林祯骑上自行车追傻柱去了,而秦淮茹果真很快清醒过来。
已经连续五天了。
她早餐不吃,中餐和晚餐加起来也没吃平时的一半。
然而工作强度依旧,所以每天都感到心慌头晕。
就在刚刚下班的时候,傻柱再次耍起了滑头,不跟她说话,自己先跑回家了。
秦淮茹饿得心神恍惚,加上生气,一下就摔倒在地上。
醒来后她疑惑地问:“花姐,我是不是晕过去了?”
“对呀,刚才林工正好路过,给你把了把脉,说是饿的,我之前就说你突然减少饭量不对劲,你不听,现在知道难受了吧?”

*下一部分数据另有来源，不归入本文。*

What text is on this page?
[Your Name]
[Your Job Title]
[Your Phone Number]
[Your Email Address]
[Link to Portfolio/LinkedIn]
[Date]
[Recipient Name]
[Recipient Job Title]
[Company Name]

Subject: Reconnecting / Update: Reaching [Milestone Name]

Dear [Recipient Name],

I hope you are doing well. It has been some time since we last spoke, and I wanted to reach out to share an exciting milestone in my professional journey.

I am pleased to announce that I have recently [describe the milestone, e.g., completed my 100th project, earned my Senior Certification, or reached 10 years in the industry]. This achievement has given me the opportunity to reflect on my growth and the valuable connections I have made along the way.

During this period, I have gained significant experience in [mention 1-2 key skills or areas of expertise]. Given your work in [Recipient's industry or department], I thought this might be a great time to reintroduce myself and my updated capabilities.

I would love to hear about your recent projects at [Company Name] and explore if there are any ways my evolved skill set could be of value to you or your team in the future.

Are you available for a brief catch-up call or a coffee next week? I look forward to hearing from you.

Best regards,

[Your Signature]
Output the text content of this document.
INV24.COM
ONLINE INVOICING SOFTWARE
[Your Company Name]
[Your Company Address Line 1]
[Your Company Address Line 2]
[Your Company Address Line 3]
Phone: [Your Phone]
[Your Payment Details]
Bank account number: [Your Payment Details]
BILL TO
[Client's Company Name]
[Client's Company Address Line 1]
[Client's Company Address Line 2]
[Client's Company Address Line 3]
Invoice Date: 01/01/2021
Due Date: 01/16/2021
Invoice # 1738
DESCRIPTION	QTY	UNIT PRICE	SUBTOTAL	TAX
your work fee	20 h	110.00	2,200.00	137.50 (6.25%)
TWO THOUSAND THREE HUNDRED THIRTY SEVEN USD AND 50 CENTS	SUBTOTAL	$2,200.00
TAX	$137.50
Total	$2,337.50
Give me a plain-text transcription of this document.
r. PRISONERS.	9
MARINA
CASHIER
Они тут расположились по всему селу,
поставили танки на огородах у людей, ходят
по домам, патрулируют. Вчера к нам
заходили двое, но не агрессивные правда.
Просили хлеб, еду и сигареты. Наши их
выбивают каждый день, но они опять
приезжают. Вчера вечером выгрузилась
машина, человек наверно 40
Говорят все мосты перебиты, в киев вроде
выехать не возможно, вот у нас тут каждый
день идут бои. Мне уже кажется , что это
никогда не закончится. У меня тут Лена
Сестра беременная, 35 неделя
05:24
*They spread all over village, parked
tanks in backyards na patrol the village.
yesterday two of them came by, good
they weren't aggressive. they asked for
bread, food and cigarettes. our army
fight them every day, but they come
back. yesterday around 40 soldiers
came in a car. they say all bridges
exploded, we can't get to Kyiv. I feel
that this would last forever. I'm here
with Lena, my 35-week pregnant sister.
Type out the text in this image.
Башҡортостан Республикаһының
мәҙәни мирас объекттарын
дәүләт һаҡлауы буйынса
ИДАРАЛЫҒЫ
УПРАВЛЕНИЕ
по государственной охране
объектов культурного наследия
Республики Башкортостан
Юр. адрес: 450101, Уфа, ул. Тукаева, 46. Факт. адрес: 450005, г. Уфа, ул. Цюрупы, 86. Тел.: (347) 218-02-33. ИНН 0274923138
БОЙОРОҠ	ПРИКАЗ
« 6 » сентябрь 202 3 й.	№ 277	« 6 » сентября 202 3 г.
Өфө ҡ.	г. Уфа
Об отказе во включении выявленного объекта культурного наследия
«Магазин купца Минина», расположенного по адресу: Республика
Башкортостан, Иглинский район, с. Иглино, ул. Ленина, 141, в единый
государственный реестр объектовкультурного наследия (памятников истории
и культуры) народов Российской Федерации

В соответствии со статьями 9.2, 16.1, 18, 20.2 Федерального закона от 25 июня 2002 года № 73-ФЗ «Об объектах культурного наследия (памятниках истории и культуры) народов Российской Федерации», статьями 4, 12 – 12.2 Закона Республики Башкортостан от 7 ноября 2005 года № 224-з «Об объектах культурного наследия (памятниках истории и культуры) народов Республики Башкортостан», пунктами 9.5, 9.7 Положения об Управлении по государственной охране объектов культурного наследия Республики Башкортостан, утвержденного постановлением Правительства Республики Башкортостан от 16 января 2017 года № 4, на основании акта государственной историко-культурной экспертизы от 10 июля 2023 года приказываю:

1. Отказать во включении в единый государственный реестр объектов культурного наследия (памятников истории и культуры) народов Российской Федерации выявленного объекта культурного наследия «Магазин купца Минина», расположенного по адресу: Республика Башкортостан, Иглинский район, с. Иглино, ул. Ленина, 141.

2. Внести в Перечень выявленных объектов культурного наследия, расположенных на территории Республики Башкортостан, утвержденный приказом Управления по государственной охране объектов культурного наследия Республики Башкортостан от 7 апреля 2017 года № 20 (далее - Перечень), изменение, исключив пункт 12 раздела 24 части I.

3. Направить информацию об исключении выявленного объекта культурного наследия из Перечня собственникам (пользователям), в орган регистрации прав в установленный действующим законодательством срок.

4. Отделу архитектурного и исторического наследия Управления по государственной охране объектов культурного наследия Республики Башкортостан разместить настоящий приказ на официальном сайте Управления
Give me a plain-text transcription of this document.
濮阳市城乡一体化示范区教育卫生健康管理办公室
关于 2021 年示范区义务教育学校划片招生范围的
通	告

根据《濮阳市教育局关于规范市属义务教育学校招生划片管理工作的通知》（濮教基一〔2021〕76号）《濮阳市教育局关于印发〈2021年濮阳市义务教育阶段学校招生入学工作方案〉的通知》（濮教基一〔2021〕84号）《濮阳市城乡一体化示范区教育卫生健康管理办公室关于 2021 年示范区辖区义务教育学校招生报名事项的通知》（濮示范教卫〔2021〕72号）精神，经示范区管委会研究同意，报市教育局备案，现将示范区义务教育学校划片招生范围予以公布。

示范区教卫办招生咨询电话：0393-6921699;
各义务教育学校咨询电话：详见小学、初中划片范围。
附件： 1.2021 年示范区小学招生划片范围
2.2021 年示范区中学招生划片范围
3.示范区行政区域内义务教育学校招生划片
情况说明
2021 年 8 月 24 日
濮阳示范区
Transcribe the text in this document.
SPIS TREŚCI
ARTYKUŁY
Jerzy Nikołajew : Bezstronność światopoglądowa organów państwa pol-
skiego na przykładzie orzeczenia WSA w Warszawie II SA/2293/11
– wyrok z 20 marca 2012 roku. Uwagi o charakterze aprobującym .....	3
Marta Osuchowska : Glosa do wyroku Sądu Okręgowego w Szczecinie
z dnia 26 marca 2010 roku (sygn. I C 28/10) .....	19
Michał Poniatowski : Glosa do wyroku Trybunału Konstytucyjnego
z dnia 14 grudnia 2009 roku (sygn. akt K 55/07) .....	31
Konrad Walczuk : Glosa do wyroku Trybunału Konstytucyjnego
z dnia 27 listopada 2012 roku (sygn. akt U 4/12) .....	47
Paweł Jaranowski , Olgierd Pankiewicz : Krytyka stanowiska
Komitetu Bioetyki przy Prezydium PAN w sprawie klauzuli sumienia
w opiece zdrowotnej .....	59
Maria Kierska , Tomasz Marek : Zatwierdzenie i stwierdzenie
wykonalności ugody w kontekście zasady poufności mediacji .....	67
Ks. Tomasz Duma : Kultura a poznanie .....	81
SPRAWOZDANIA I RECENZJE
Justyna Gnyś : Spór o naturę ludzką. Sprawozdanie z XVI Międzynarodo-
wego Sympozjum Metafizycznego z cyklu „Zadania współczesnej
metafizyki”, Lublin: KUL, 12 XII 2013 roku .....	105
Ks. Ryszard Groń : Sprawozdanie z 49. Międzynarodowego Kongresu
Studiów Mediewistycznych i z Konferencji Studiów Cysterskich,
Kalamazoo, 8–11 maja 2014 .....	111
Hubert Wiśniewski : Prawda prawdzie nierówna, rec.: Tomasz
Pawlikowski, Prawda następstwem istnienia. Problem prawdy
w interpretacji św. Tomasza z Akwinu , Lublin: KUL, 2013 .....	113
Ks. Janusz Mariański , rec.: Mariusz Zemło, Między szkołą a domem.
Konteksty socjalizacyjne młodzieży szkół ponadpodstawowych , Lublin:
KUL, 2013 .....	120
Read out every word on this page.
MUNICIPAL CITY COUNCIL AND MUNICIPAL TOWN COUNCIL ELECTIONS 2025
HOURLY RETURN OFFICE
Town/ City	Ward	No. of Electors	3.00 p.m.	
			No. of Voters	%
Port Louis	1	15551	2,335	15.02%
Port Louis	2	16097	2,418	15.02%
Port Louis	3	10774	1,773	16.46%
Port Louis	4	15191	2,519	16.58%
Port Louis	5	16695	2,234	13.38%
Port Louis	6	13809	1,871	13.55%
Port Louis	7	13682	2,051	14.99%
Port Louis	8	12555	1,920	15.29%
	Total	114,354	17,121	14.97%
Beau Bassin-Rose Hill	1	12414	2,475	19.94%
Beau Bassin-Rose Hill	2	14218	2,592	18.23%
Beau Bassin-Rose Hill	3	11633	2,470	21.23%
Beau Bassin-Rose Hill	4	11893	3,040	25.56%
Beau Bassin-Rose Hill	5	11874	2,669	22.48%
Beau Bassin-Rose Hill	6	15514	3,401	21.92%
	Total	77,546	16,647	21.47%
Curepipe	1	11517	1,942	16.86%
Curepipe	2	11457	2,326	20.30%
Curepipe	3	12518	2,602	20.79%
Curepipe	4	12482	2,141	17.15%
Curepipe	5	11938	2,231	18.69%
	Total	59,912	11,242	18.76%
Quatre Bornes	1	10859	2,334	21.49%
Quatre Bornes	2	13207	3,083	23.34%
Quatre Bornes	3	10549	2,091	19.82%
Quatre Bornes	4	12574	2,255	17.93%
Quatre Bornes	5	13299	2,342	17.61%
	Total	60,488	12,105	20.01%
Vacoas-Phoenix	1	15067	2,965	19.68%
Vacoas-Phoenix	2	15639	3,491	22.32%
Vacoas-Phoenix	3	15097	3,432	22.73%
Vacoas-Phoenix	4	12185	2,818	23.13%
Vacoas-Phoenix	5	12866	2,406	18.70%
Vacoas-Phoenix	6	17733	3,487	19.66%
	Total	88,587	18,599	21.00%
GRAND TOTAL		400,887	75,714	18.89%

秦淮茹勉强笑着说道:“我没事儿,花姐,您别扶我,咱们接着走吧。”
“不行不行,林工去前面喊傻柱了,他说要让傻柱背你回去,不然你还会晕倒。”
快到胡同口时,傻柱走得飞快,就为了赶在刘玉华前面,跟她搭上几句。
然而,他发现刘玉华竟和阎解成、于莉夫妻俩一起走着。
刘光天在一旁嬉皮笑脸地说个不停,完全沉浸在自己的世界里。
刘玉华虽未被逗笑,但也未发怒。
就这样,四人像是两对夫妻。
傻柱心里酸意翻涌,仿佛有几十桶陈年老醋泼入,差点哭出来。
他几步冲过去,一把抓住刘光天的衣领。